At the same time, the United States is officially in a recession, the unemployment rate remains at 13.3 percent, and economists are expecting disappointing profit numbers from large corporations. So what gives? How can we have a booming stock market and an anemic economy?

A few weeks ago, we speculated about the shape of the post-coronavirus recovery. Would it be U-shaped (slow recovery), L-shaped (protracted downturn), or V-shaped (a sharp rise to pre-coronavirus levels?) Increasingly, economic indicators point to the latter, but there’s no clear consensus.

“I think a lot of smart money is still sitting on the side,” said Veljko Fotak, a University at Buffalo associate professor of finance. “Yet, clearly, there is at least a portion of investors who are very optimistic about the likelihood of a fast recovery.”

Fotak said the disconnect between a shaky economic outlook and a sky-high stock market revolves around four main drivers.

“The first, and probably most important, is the massive support offered by various government programs,” he said. Low interest rates, cheap loans, and direct market interventions by the Federal Reserve and other government agencies are boosting corporate valuations.

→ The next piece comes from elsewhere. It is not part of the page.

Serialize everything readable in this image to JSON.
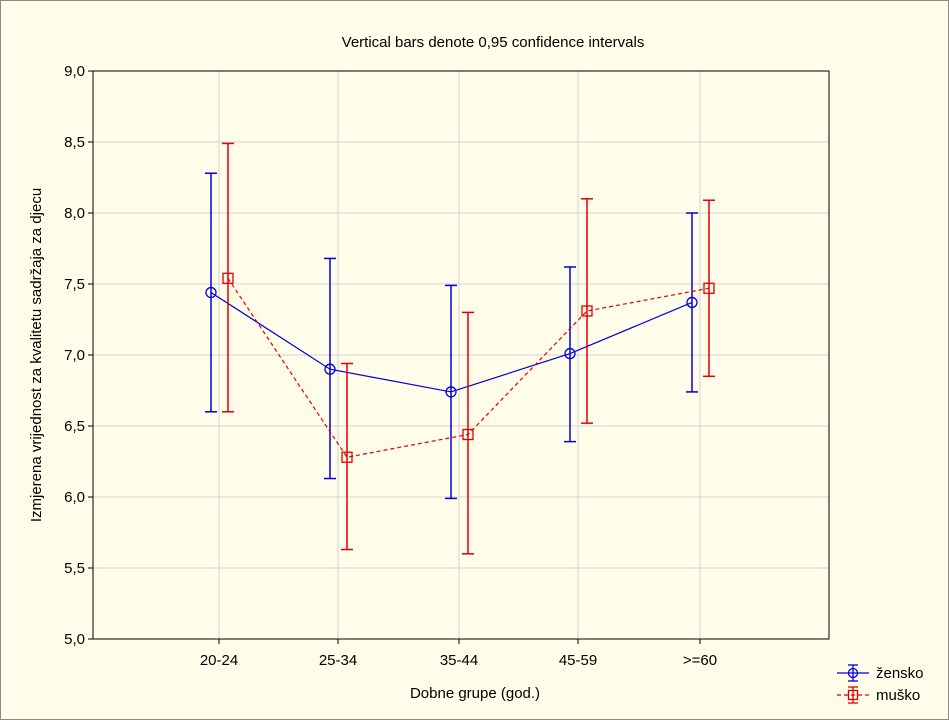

The second factor, Professor Fotak noted, is the disconnection between “Main Street” and “Wall Street.” “Firms are much more slanted toward sectors, such as pharmaceuticals and tech businesses, which have performed well during this crisis,” he said. “Tech stocks make up about a quarter of the S&P500. Even more telling, Amazon, Alphabet, Apple, and Microsoft account for almost 20% of the market capitalization of S&P500 companies.”

Third, Fotak said, economic data is backward-looking, while stock markets are, at least in theory, forward-looking. “When we read data on recent economic trends, we are necessarily peering into the past. But the stock market is valuing firms based on their expected future profits. During sharp, supposedly temporary downturns, the disconnect can be very large.”

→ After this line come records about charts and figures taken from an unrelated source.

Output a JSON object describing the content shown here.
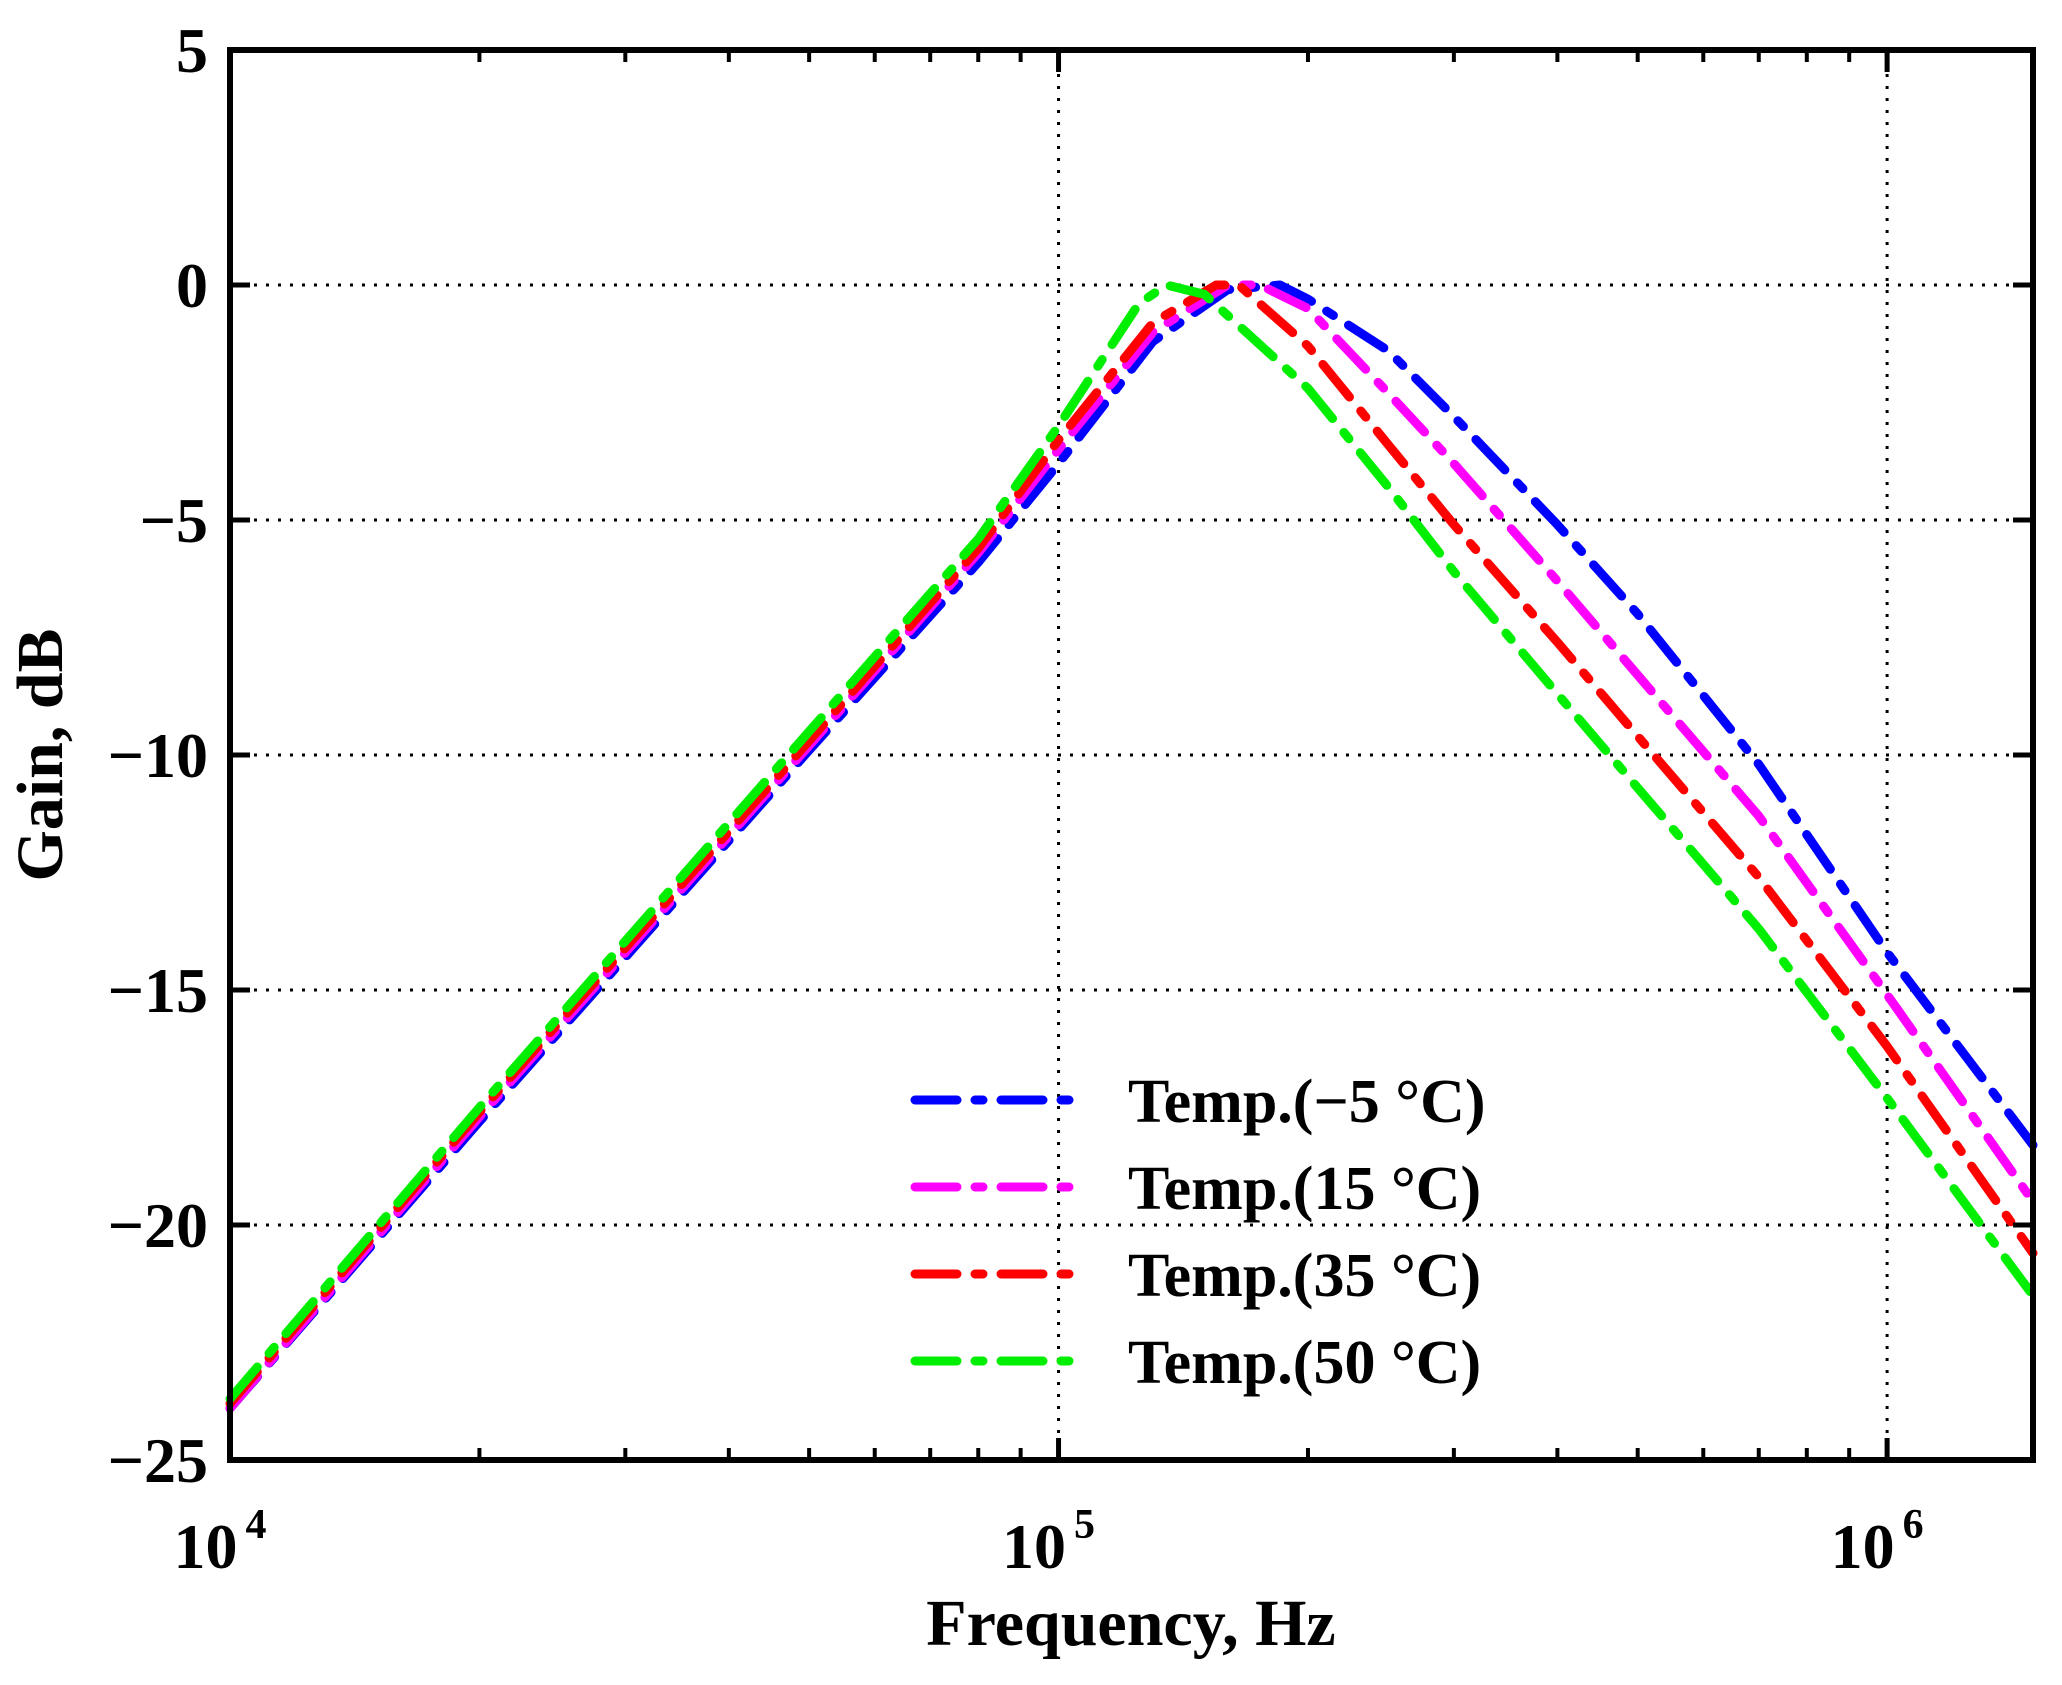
{
  "chart_data": {
    "type": "line",
    "title": "",
    "xlabel": "Frequency, Hz",
    "ylabel": "Gain, dB",
    "xscale": "log",
    "xlim": [
      10000,
      1500000
    ],
    "ylim": [
      -25,
      5
    ],
    "grid": true,
    "legend_position": "bottom-right",
    "x_ticks": [
      {
        "value": 10000,
        "base": "10",
        "exp": "4"
      },
      {
        "value": 100000,
        "base": "10",
        "exp": "5"
      },
      {
        "value": 1000000,
        "base": "10",
        "exp": "6"
      }
    ],
    "y_ticks": [
      {
        "value": 5,
        "label": "5"
      },
      {
        "value": 0,
        "label": "0"
      },
      {
        "value": -5,
        "label": "−5"
      },
      {
        "value": -10,
        "label": "−10"
      },
      {
        "value": -15,
        "label": "−15"
      },
      {
        "value": -20,
        "label": "−20"
      },
      {
        "value": -25,
        "label": "−25"
      }
    ],
    "series": [
      {
        "name": "Temp.(−5 °C)",
        "color": "#0000ff",
        "line_style": "dash-dot",
        "x": [
          10000,
          20000,
          50000,
          80000,
          100000,
          130000,
          160000,
          185000,
          200000,
          250000,
          300000,
          400000,
          500000,
          700000,
          1000000,
          1500000
        ],
        "y": [
          -23.9,
          -17.8,
          -9.9,
          -5.9,
          -3.8,
          -1.2,
          -0.1,
          0.0,
          -0.3,
          -1.4,
          -2.8,
          -5.1,
          -7.0,
          -10.2,
          -14.2,
          -18.3
        ]
      },
      {
        "name": "Temp.(15 °C)",
        "color": "#ff00ff",
        "line_style": "dash-dot",
        "x": [
          10000,
          20000,
          50000,
          80000,
          100000,
          130000,
          160000,
          175000,
          200000,
          250000,
          300000,
          400000,
          500000,
          700000,
          1000000,
          1500000
        ],
        "y": [
          -23.9,
          -17.7,
          -9.8,
          -5.7,
          -3.5,
          -1.0,
          0.0,
          0.0,
          -0.5,
          -2.3,
          -3.8,
          -6.3,
          -8.3,
          -11.3,
          -15.1,
          -19.5
        ]
      },
      {
        "name": "Temp.(35 °C)",
        "color": "#ff0000",
        "line_style": "dash-dot",
        "x": [
          10000,
          20000,
          50000,
          80000,
          100000,
          130000,
          155000,
          165000,
          200000,
          250000,
          300000,
          400000,
          500000,
          700000,
          1000000,
          1500000
        ],
        "y": [
          -23.8,
          -17.6,
          -9.7,
          -5.6,
          -3.3,
          -0.8,
          0.0,
          0.0,
          -1.3,
          -3.4,
          -5.1,
          -7.6,
          -9.6,
          -12.6,
          -16.2,
          -20.6
        ]
      },
      {
        "name": "Temp.(50 °C)",
        "color": "#00ee00",
        "line_style": "dash-dot",
        "x": [
          10000,
          20000,
          50000,
          80000,
          100000,
          125000,
          135000,
          150000,
          200000,
          250000,
          300000,
          400000,
          500000,
          700000,
          1000000,
          1500000
        ],
        "y": [
          -23.7,
          -17.5,
          -9.5,
          -5.4,
          -3.0,
          -0.4,
          0.0,
          -0.2,
          -2.2,
          -4.3,
          -6.1,
          -8.7,
          -10.7,
          -13.7,
          -17.3,
          -21.5
        ]
      }
    ]
  }
}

The last factor is the presence of a large number of non-professional, retail traders in today’s market. The recent rally has been accompanied by low trading volumes, he notes, suggesting that many large institutional traders are taking a wait-and-see approach. “That leaves a market dominated by retail traders (perhaps people working from home looking to speculate), and with relatively thin trading volumes, even relatively small trades can have a significant price impact.

“Even after taking all of the above into account, I believe current market valuations are over optimistic,” he concluded. “It is hard, if not impossible, to rationalize valuations that seem to imply that the current pandemic will have no long-term impact on firm profitability.”

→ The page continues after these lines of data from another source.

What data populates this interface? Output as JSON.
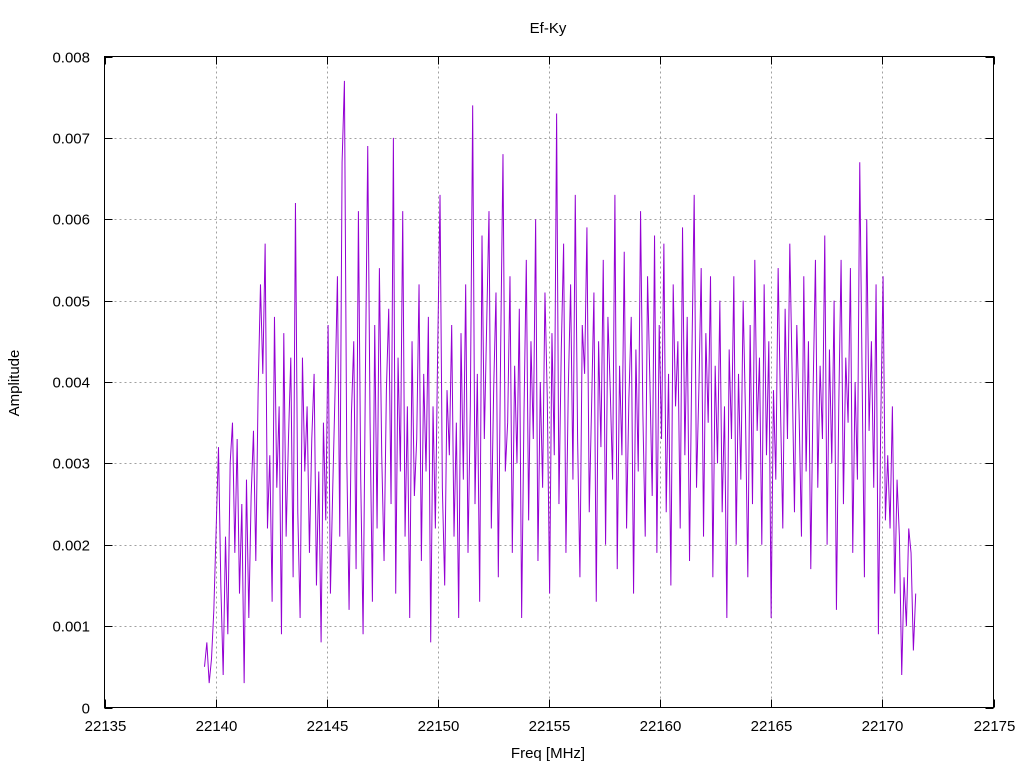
{
  "chart_data": {
    "type": "line",
    "title": "Ef-Ky",
    "xlabel": "Freq [MHz]",
    "ylabel": "Amplitude",
    "xlim": [
      22135,
      22175
    ],
    "ylim": [
      0,
      0.008
    ],
    "grid": true,
    "x_ticks": [
      22135,
      22140,
      22145,
      22150,
      22155,
      22160,
      22165,
      22170,
      22175
    ],
    "x_tick_labels": [
      "22135",
      "22140",
      "22145",
      "22150",
      "22155",
      "22160",
      "22165",
      "22170",
      "22175"
    ],
    "y_ticks": [
      0,
      0.001,
      0.002,
      0.003,
      0.004,
      0.005,
      0.006,
      0.007,
      0.008
    ],
    "y_tick_labels": [
      "0",
      "0.001",
      "0.002",
      "0.003",
      "0.004",
      "0.005",
      "0.006",
      "0.007",
      "0.008"
    ],
    "series": [
      {
        "color": "#9400d3",
        "x_start": 22139.5,
        "x_end": 22171.5,
        "values": [
          0.0005,
          0.0008,
          0.0003,
          0.0006,
          0.0012,
          0.0022,
          0.0032,
          0.0015,
          0.0004,
          0.0021,
          0.0009,
          0.003,
          0.0035,
          0.0019,
          0.0033,
          0.0014,
          0.0025,
          0.0003,
          0.0028,
          0.0011,
          0.0026,
          0.0034,
          0.0018,
          0.0039,
          0.0052,
          0.0041,
          0.0057,
          0.0022,
          0.0031,
          0.0013,
          0.0048,
          0.0027,
          0.0037,
          0.0009,
          0.0046,
          0.0021,
          0.0033,
          0.0043,
          0.0016,
          0.0062,
          0.0024,
          0.0011,
          0.0043,
          0.0029,
          0.0037,
          0.0019,
          0.0033,
          0.0041,
          0.0015,
          0.0029,
          0.0008,
          0.0035,
          0.0023,
          0.0047,
          0.0014,
          0.0027,
          0.0039,
          0.0053,
          0.0021,
          0.0067,
          0.0077,
          0.0031,
          0.0012,
          0.0036,
          0.0045,
          0.0017,
          0.0061,
          0.0028,
          0.0009,
          0.0041,
          0.0069,
          0.0035,
          0.0013,
          0.0047,
          0.0022,
          0.0054,
          0.0031,
          0.0018,
          0.0039,
          0.0049,
          0.0025,
          0.007,
          0.0014,
          0.0043,
          0.0029,
          0.0061,
          0.0021,
          0.0037,
          0.0011,
          0.0045,
          0.0026,
          0.0033,
          0.0052,
          0.0018,
          0.0041,
          0.0029,
          0.0048,
          0.0008,
          0.0037,
          0.0022,
          0.0044,
          0.0063,
          0.0027,
          0.0015,
          0.0039,
          0.0031,
          0.0047,
          0.0021,
          0.0035,
          0.0011,
          0.0046,
          0.0028,
          0.0052,
          0.0019,
          0.0037,
          0.0074,
          0.0025,
          0.0041,
          0.0013,
          0.0058,
          0.0033,
          0.0047,
          0.0061,
          0.0022,
          0.0039,
          0.0051,
          0.0016,
          0.0044,
          0.0068,
          0.0029,
          0.0035,
          0.0053,
          0.0019,
          0.0042,
          0.003,
          0.0049,
          0.0011,
          0.0036,
          0.0055,
          0.0023,
          0.0045,
          0.0033,
          0.006,
          0.0018,
          0.004,
          0.0027,
          0.0051,
          0.0038,
          0.0014,
          0.0046,
          0.0031,
          0.0073,
          0.0025,
          0.0044,
          0.0057,
          0.0019,
          0.0039,
          0.0052,
          0.0028,
          0.0063,
          0.0033,
          0.0016,
          0.0047,
          0.0041,
          0.0059,
          0.0024,
          0.0037,
          0.0051,
          0.0013,
          0.0045,
          0.0032,
          0.0055,
          0.002,
          0.0048,
          0.0039,
          0.0028,
          0.0063,
          0.0017,
          0.0042,
          0.0031,
          0.0056,
          0.0022,
          0.0038,
          0.0048,
          0.0014,
          0.0044,
          0.0029,
          0.0061,
          0.0036,
          0.0021,
          0.0053,
          0.004,
          0.0026,
          0.0058,
          0.0019,
          0.0047,
          0.0033,
          0.0057,
          0.0024,
          0.0041,
          0.0015,
          0.0052,
          0.0037,
          0.0045,
          0.0022,
          0.0059,
          0.0031,
          0.0048,
          0.0018,
          0.0043,
          0.0063,
          0.0027,
          0.0039,
          0.0054,
          0.0021,
          0.0046,
          0.0035,
          0.0053,
          0.0016,
          0.0042,
          0.003,
          0.005,
          0.0024,
          0.0037,
          0.0011,
          0.0044,
          0.0033,
          0.0053,
          0.002,
          0.0041,
          0.0028,
          0.005,
          0.0036,
          0.0016,
          0.0047,
          0.0025,
          0.0055,
          0.0034,
          0.0043,
          0.002,
          0.0052,
          0.0031,
          0.0045,
          0.0011,
          0.0039,
          0.0028,
          0.0054,
          0.0037,
          0.0022,
          0.0049,
          0.0033,
          0.0057,
          0.0041,
          0.0024,
          0.0047,
          0.0036,
          0.0021,
          0.0053,
          0.0029,
          0.0045,
          0.0017,
          0.0039,
          0.0055,
          0.0027,
          0.0042,
          0.0033,
          0.0058,
          0.002,
          0.0044,
          0.003,
          0.005,
          0.0012,
          0.0037,
          0.0055,
          0.0025,
          0.0043,
          0.0035,
          0.0054,
          0.0019,
          0.004,
          0.0028,
          0.0067,
          0.0041,
          0.0016,
          0.006,
          0.0034,
          0.0045,
          0.0027,
          0.0052,
          0.0009,
          0.0035,
          0.0053,
          0.0023,
          0.0031,
          0.0022,
          0.0037,
          0.0014,
          0.0028,
          0.0021,
          0.0004,
          0.0016,
          0.001,
          0.0022,
          0.0019,
          0.0007,
          0.0014
        ]
      }
    ]
  }
}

But can we compare this market to past downturns? After all, before the coronavirus pandemic stunted economic growth, the general health of the economy was historically strong. Perhaps investors are betting that once the coronavirus hump has been overcome, economic activity will quickly return to normal.

Aris Protopapadakis, an associate professor emeritus of finance at the University of Southern California, is skeptical of that sentiment.

“Part of the issue is that not only has the broad hospitality industry had trouble opening up, but it is also unclear if people will, in fact, go back to their old habits of travel and restaurants,” he said.

Like Fotak, Protopapadakis also noted that stock market valuations might be overly optimistic. “The market’s valuation depends on how the market forecasts future coronavirus developments. Encouraging news on a vaccine — the market goes up. Bad news on the longevity of the crisis — the market goes down.”

Protopapadakis offered one additional cautionary note: The stock market reflects only the corporate sector, not the entire US economy. It doesn’t valuate small businesses or private contractors, who may or may not recover from the downturn. Or the jobless who can’t find new employment.

The old adage seems to apply here: Buyer beware.